Kisah Sukses Prajogo Pangestu, Dari Sopir Hingga Miliarder Terkaya di Indonesia

Pict by IndoBamkNews

Nama miliarder Prajogo Pangestu mendadak menjadi sorotan di pencarian Google pada Jumat (7/6) karena pergerakan saham perusahaan Barito Pacific Group yang mengalami penurunan signifikan. Barito Pacific Group adalah raksasa dalam sektor energi, listrik, dan pertambangan. Meski sahamnya sedang anjlok, pengusaha asal Sambas, Kalimantan Barat ini tetap dinobatkan sebagai orang terkaya di Indonesia oleh Forbes Real Time Billionaires pada 6 Juni 2024.

Dengan total kekayaan mencapai USD 49,4 miliar atau setara Rp 800 triliun (kurs Rp 16.200/USD), Prajogo menduduki peringkat ke-27 orang terkaya di dunia. Kisah hidup Prajogo yang berasal dari keluarga sederhana dan hanya berpendidikan hingga sekolah menengah pertama, menjadi inspirasi bagi banyak orang.

Prajogo Pangestu lahir pada 13 Mei 1944 dengan nama Phang Djun Phen. Ayahnya, Phang Siu On, adalah seorang pedagang getah karet. Nama asli Prajogo, Phang Djun Phen, dalam mitologi suku Khek atau orang Cina di Taiwan berarti “burung besar terbang tinggi di awan mendung,” yang seolah menjadi pertanda bagi masa depannya yang cerah.

Prajogo hanya menyelesaikan pendidikannya di SMP Nan Hua, sebuah sekolah Mandarin di Singkawang, Kalimantan Barat. Setelah lulus, ia mencoba peruntungannya di Jakarta namun pekerjaan yang diharapkan tidak kunjung datang. Akhirnya, ia kembali ke kampung halaman dan bekerja sebagai sopir angkutan umum rute Singkawang-Pontianak. Tidak lama kemudian, ia beralih mencoba bisnis kecil-kecilan menjual kebutuhan dapur seperti ikan asin dan bumbu-bumbu.

Pada tahun 1960-an, nasibnya berubah ketika secara tidak sengaja bertemu dengan Burhan Uray, seorang pengusaha kayu asal Malaysia. Pertemuan tersebut membuka jalan bagi Prajogo untuk bergabung dengan PT Djajanti Grup, perusahaan milik Burhan Uray pada tahun 1969. Dengan etos kerja yang tinggi, Prajogo dipercaya menjadi General Manager Pabrik Plywood Nusantara di Gresik, Jawa Timur hanya dalam tujuh tahun.

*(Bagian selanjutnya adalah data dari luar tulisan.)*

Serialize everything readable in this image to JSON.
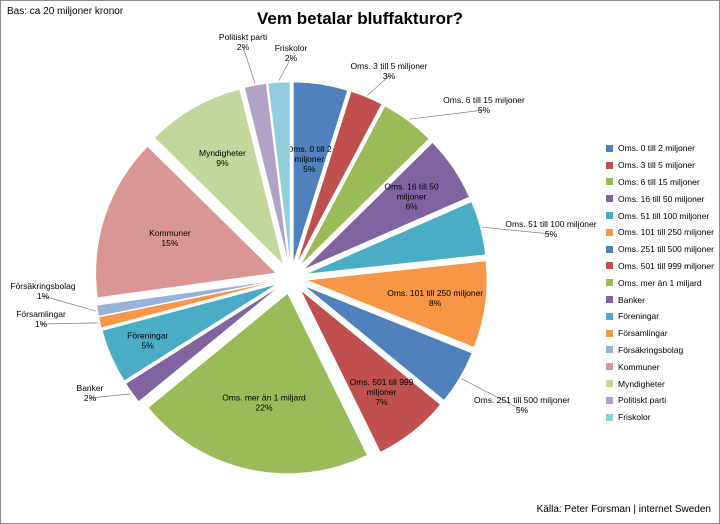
{
  "chart_data": {
    "type": "pie",
    "title": "Vem betalar bluffakturor?",
    "subtitle": "Bas: ca 20 miljoner kronor",
    "source": "Källa: Peter Forsman | internet Sweden",
    "legend_position": "right",
    "exploded": true,
    "slices": [
      {
        "label": "Oms. 0 till 2 miljoner",
        "value": 5,
        "pct_text": "5%",
        "color": "#4f81bd"
      },
      {
        "label": "Oms. 3 till 5 miljoner",
        "value": 3,
        "pct_text": "3%",
        "color": "#c0504d"
      },
      {
        "label": "Oms. 6 till 15 miljoner",
        "value": 5,
        "pct_text": "5%",
        "color": "#9bbb59"
      },
      {
        "label": "Oms. 16 till 50 miljoner",
        "value": 6,
        "pct_text": "6%",
        "color": "#8064a2"
      },
      {
        "label": "Oms. 51 till 100 miljoner",
        "value": 5,
        "pct_text": "5%",
        "color": "#4bacc6"
      },
      {
        "label": "Oms. 101 till 250 miljoner",
        "value": 8,
        "pct_text": "8%",
        "color": "#f79646"
      },
      {
        "label": "Oms. 251 till 500 miljoner",
        "value": 5,
        "pct_text": "5%",
        "color": "#4f81bd"
      },
      {
        "label": "Oms. 501 till 999 miljoner",
        "value": 7,
        "pct_text": "7%",
        "color": "#c0504d"
      },
      {
        "label": "Oms. mer än 1 miljard",
        "value": 22,
        "pct_text": "22%",
        "color": "#9bbb59"
      },
      {
        "label": "Banker",
        "value": 2,
        "pct_text": "2%",
        "color": "#8064a2"
      },
      {
        "label": "Föreningar",
        "value": 5,
        "pct_text": "5%",
        "color": "#4bacc6"
      },
      {
        "label": "Församlingar",
        "value": 1,
        "pct_text": "1%",
        "color": "#f79646"
      },
      {
        "label": "Försäkringsbolag",
        "value": 1,
        "pct_text": "1%",
        "color": "#95b3d7"
      },
      {
        "label": "Kommuner",
        "value": 15,
        "pct_text": "15%",
        "color": "#d99694"
      },
      {
        "label": "Myndigheter",
        "value": 9,
        "pct_text": "9%",
        "color": "#c3d69b"
      },
      {
        "label": "Politiskt parti",
        "value": 2,
        "pct_text": "2%",
        "color": "#b3a2c7"
      },
      {
        "label": "Friskolor",
        "value": 2,
        "pct_text": "2%",
        "color": "#93cddd"
      }
    ]
  }
}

Namun, setahun kemudian, Prajogo memutuskan untuk mengundurkan diri dan membeli perusahaan kayu yang sedang mengalami krisis keuangan, CV Pacific Lumber Coy. Ia meminjam sejumlah uang dari bank untuk membeli perusahaan tersebut dan mengganti namanya menjadi PT Barito Pacific. Hebatnya, ia berhasil melunasi pinjaman tersebut hanya dalam satu tahun.

Pada 1970-an, PT Barito Pacific resmi berganti nama menjadi Barito Pacific Timber (BRPT) dan mengurangi bisnis kayunya pada tahun 2007. Pada tahun yang sama, BRPT mengakuisisi 70 persen saham perusahaan petrokimia Chandra Asri, yang juga terdaftar di Bursa Efek Indonesia. Kesuksesan Prajogo terus berlanjut dengan pendirian PT Chandra Asri Petrochemical Center dan PT Tri Polyta Indonesia Tbk.

Pada 2011, Chandra Asri bergabung dengan Tri Polyta Indonesia, menjadi produsen petrokimia terintegrasi terbesar di Indonesia. Thaioil mengakuisisi 15 persen saham Chandra Asri pada Juli 2021. Pada 2023, Prajogo berhasil membawa dua perusahaannya, CUAN dan BREN, untuk melantai di Bursa Efek Indonesia.

Dengan perjalanan hidup yang inspiratif, dari seorang sopir hingga menjadi salah satu miliarder terkaya di dunia, Prajogo Pangestu membuktikan bahwa kerja keras dan tekad kuat dapat membawa seseorang mencapai puncak kesuksesan.